Au début des années 1930, un mystérieux et beau gentleman haïtien nommé Josué Beauchamp arriva à Liverpool. Il parlait parfaitement français, créole et anglais. L'homme portait toujours un chapeau melon, un costume couleur cèdre taillée sur mesure ainsi qu'un manteau de soie qui le rendaient d'une élégance raffinée. Il ne se déplaçait jamais sans une mallette taillée dans une noble essence de noyer blanc d'Amérique doté d'une poignée en argent finement sculptée en tête de mort. La source de la richesse de M. Beauchamp était un mystère, mais, peu après son arrivée en ville, il acheta une demeure à Pitty Street, une rue située entre le quartier de Chinatown et du ghetto noir où cohabitaient une population très cosmopolite et les voisins de M. Beauchamp découvrit vite que ce dernier était doté de pouvoirs surnaturels.
De sombres rumeurs circulaient autour de la maison de M. Beauchamp. Le Haïtien avait peint tous les murs de sa demeure en noir et des chandelles blanches étaient allumées sur un autel vaudou à la tombée de la nuit. D'étranges battements de tambour émanaient de la maison la nuit, et, quand la lune était pleine, l'on pouvait entendre de curieuses mélopées s'échapper des murs de la bâtisse. Beauchamp, avec son regard hypnotique, avait un pouvoir de séduction tout à fait surprenant sur la gent féminine de tous les horizons. Ces dames lui rendaient visite le soir et certaines se targuaient d'être les femmes d'hommes aisés de la haute société de la ville.
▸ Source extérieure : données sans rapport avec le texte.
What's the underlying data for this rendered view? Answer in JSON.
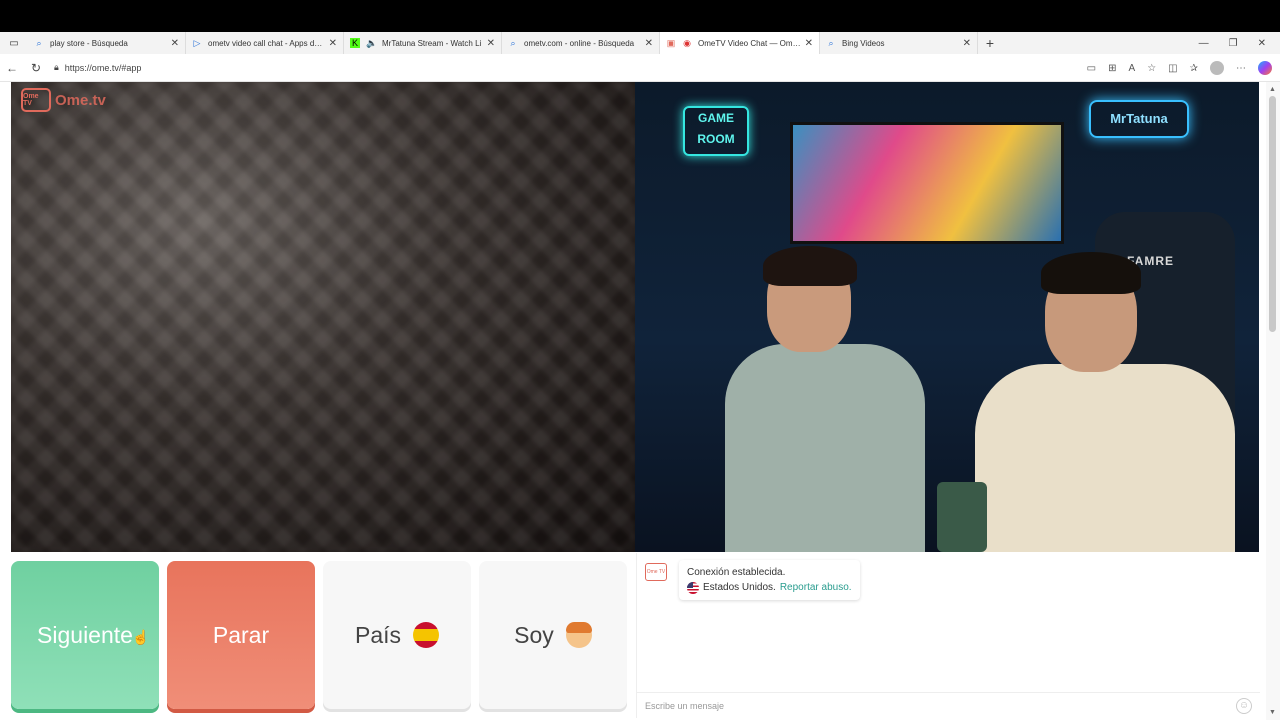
{
  "browser": {
    "tabs": [
      {
        "title": "play store - Búsqueda",
        "icon": "search-icon"
      },
      {
        "title": "ometv video call chat - Apps de A",
        "icon": "play-store-icon"
      },
      {
        "title": "MrTatuna Stream - Watch Li",
        "icon": "kick-icon"
      },
      {
        "title": "ometv.com - online - Búsqueda",
        "icon": "search-icon"
      },
      {
        "title": "OmeTV Video Chat — Omeg",
        "icon": "ometv-icon",
        "active": true
      },
      {
        "title": "Bing Videos",
        "icon": "search-icon"
      }
    ],
    "url": "https://ome.tv/#app"
  },
  "app": {
    "logo_box": "Ome TV",
    "logo_text": "Ome.tv",
    "remote_video": {
      "neon_left": "GAME ROOM",
      "neon_right": "MrTatuna",
      "chair_brand": "FAMRE"
    },
    "buttons": {
      "next": "Siguiente",
      "stop": "Parar",
      "country": "País",
      "gender": "Soy"
    },
    "chat": {
      "status_line": "Conexión establecida.",
      "country_line": "Estados Unidos.",
      "report_link": "Reportar abuso.",
      "input_placeholder": "Escribe un mensaje"
    }
  },
  "colors": {
    "next": "#6fd0a0",
    "stop": "#e8745c",
    "brand": "#e06a5c",
    "link": "#2a9d8f"
  }
}
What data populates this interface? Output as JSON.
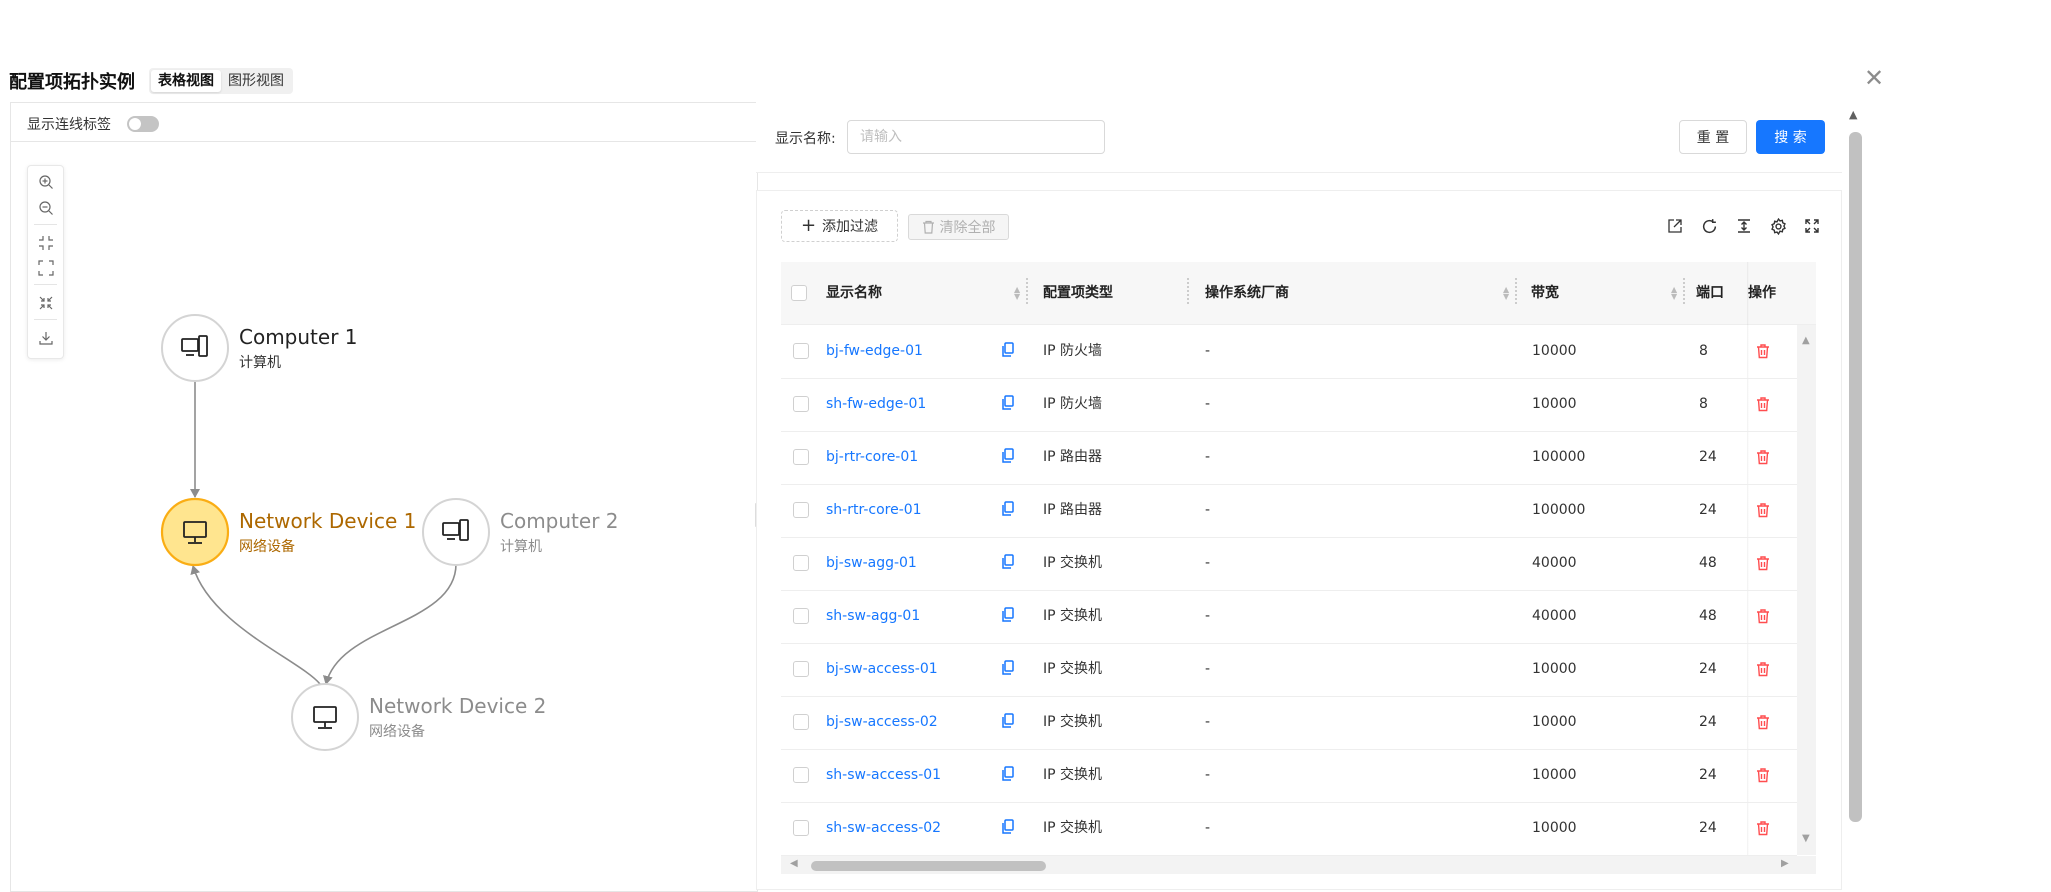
{
  "dialog": {
    "title": "配置项拓扑实例",
    "tabs": [
      {
        "label": "表格视图",
        "active": true
      },
      {
        "label": "图形视图",
        "active": false
      }
    ],
    "close_glyph": "✕"
  },
  "graph_panel": {
    "toggle_label": "显示连线标签",
    "toggle_on": false,
    "nodes": [
      {
        "name": "Computer 1",
        "type": "计算机",
        "icon": "computer-icon",
        "highlighted": false
      },
      {
        "name": "Network Device 1",
        "type": "网络设备",
        "icon": "monitor-icon",
        "highlighted": true
      },
      {
        "name": "Computer 2",
        "type": "计算机",
        "icon": "computer-icon",
        "highlighted": false
      },
      {
        "name": "Network Device 2",
        "type": "网络设备",
        "icon": "monitor-icon",
        "highlighted": false
      }
    ],
    "zoom_tools": [
      "zoom-in-icon",
      "zoom-out-icon",
      "fit-icon",
      "fullscreen-icon",
      "collapse-icon",
      "download-icon"
    ]
  },
  "search": {
    "label": "显示名称:",
    "placeholder": "请输入",
    "value": "",
    "reset_label": "重 置",
    "search_label": "搜 索"
  },
  "toolbar": {
    "add_filter_label": "添加过滤",
    "clear_all_label": "清除全部",
    "icons": [
      "export-icon",
      "refresh-icon",
      "column-height-icon",
      "settings-icon",
      "fullscreen-icon"
    ]
  },
  "table": {
    "columns": {
      "name": "显示名称",
      "ci_type": "配置项类型",
      "os_vendor": "操作系统厂商",
      "bandwidth": "带宽",
      "port": "端口",
      "action": "操作"
    },
    "rows": [
      {
        "name": "bj-fw-edge-01",
        "ci_type": "IP 防火墙",
        "os_vendor": "-",
        "bandwidth": "10000",
        "port": "8"
      },
      {
        "name": "sh-fw-edge-01",
        "ci_type": "IP 防火墙",
        "os_vendor": "-",
        "bandwidth": "10000",
        "port": "8"
      },
      {
        "name": "bj-rtr-core-01",
        "ci_type": "IP 路由器",
        "os_vendor": "-",
        "bandwidth": "100000",
        "port": "24"
      },
      {
        "name": "sh-rtr-core-01",
        "ci_type": "IP 路由器",
        "os_vendor": "-",
        "bandwidth": "100000",
        "port": "24"
      },
      {
        "name": "bj-sw-agg-01",
        "ci_type": "IP 交换机",
        "os_vendor": "-",
        "bandwidth": "40000",
        "port": "48"
      },
      {
        "name": "sh-sw-agg-01",
        "ci_type": "IP 交换机",
        "os_vendor": "-",
        "bandwidth": "40000",
        "port": "48"
      },
      {
        "name": "bj-sw-access-01",
        "ci_type": "IP 交换机",
        "os_vendor": "-",
        "bandwidth": "10000",
        "port": "24"
      },
      {
        "name": "bj-sw-access-02",
        "ci_type": "IP 交换机",
        "os_vendor": "-",
        "bandwidth": "10000",
        "port": "24"
      },
      {
        "name": "sh-sw-access-01",
        "ci_type": "IP 交换机",
        "os_vendor": "-",
        "bandwidth": "10000",
        "port": "24"
      },
      {
        "name": "sh-sw-access-02",
        "ci_type": "IP 交换机",
        "os_vendor": "-",
        "bandwidth": "10000",
        "port": "24"
      }
    ]
  },
  "colors": {
    "primary": "#1677ff",
    "danger": "#ff4d4f",
    "highlight_fill": "#ffe58f",
    "highlight_stroke": "#faad14",
    "highlight_text": "#ad6800"
  }
}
Un soir, des coups de feu retentirent dans Pitty Street et l'on entendit crisser les pneus d'une voiture prenant la fuite à toute allure de l'endroit où les coups avaient été tirés. Un riche marchand de coton, connu sous le nom de Ashley Challinor, avait requis les services d'un tueur à gages pour abattre Josué Beauchamp, car ce dernier avait eu une relation adultère avec son épouse. Mais le tueur avait raté sa cible ; la balle avait atteint le Haïtien au bras et la blessure était relativement superficielle.
La même semaine, une autre affaire sordide se produisit dont beaucoup de personnes avaient été témoins, incluant des détectives et des policiers : un homme noir, âgé d'une trentaine d'années, avait trouvé la mort dans des circonstances mystérieuses dans le quartier de Great George Street.
Une version du drame disait que l'homme, excessivement ivre, avait fait une chute mortelle dans les escaliers tandis qu'une autre version prétendait qu'il s'était donné la mort par pendaison. Ce qui était sûr, en revanche, c'est que M. Beauchamp avait emporté le corps du défunt chez lui à Pitty Street. Le défunt avait été ramené à la vie par une incantation vaudou et par l'administration d'une potion dans le corps du mort. Ladite mixture avait été réalisée à base d'herbes et de divers éléments psychoactifs et produits chimiques, le tout mélangé à du sang frais de poulet. L'homme se redressa sur la table où il gisait sans vie encore quelques minutes plus tôt, le regard vide et l'air absent.
C'était maintenant un zombie, un pantin sans âme qui pouvait manger, boire, voir et entendre, mais sans ressentir la moindre émotion. Il avait perdu la mémoire, ne sachant plus qui il avait été et ce qu'il était maintenant devenu, mais il était doté d'une force extraordinaire. Le géant noir se tenait debout face à M. Beauchamp – qui était en fait un Bokor, un sorcier vaudou suprême. Les yeux du zombie étaient entièrement blancs et ne laissaient trahir aucune expression, se tenant debout dans la plus complète servitude due au charme de l'ancestral sortilège ouest-africain de magie noire.
Son corps ne répondant plus qu'à la volonté de Beauchamp, son maître, le zombie sortit de la maison et se mit à déambuler dans la nuit. Il arriva à destination devant une maison située à Belvidere Road, près de Princes Park. Le zombie fit voler la porte en éclat en commença à monter les marches de l'escalier avant d'arriver sur le seuil de la chambre d'un Ashley Challinor paralysé par la peur qui essaya tant bien que mal de se libérer de l'étreinte herculéenne du zombie. Le marchand de coton alla trouver refuge dans la maison voisine, habitée par un ami de longue date, puis il appela la police. Le zombie martelait déjà à la porte de la maison.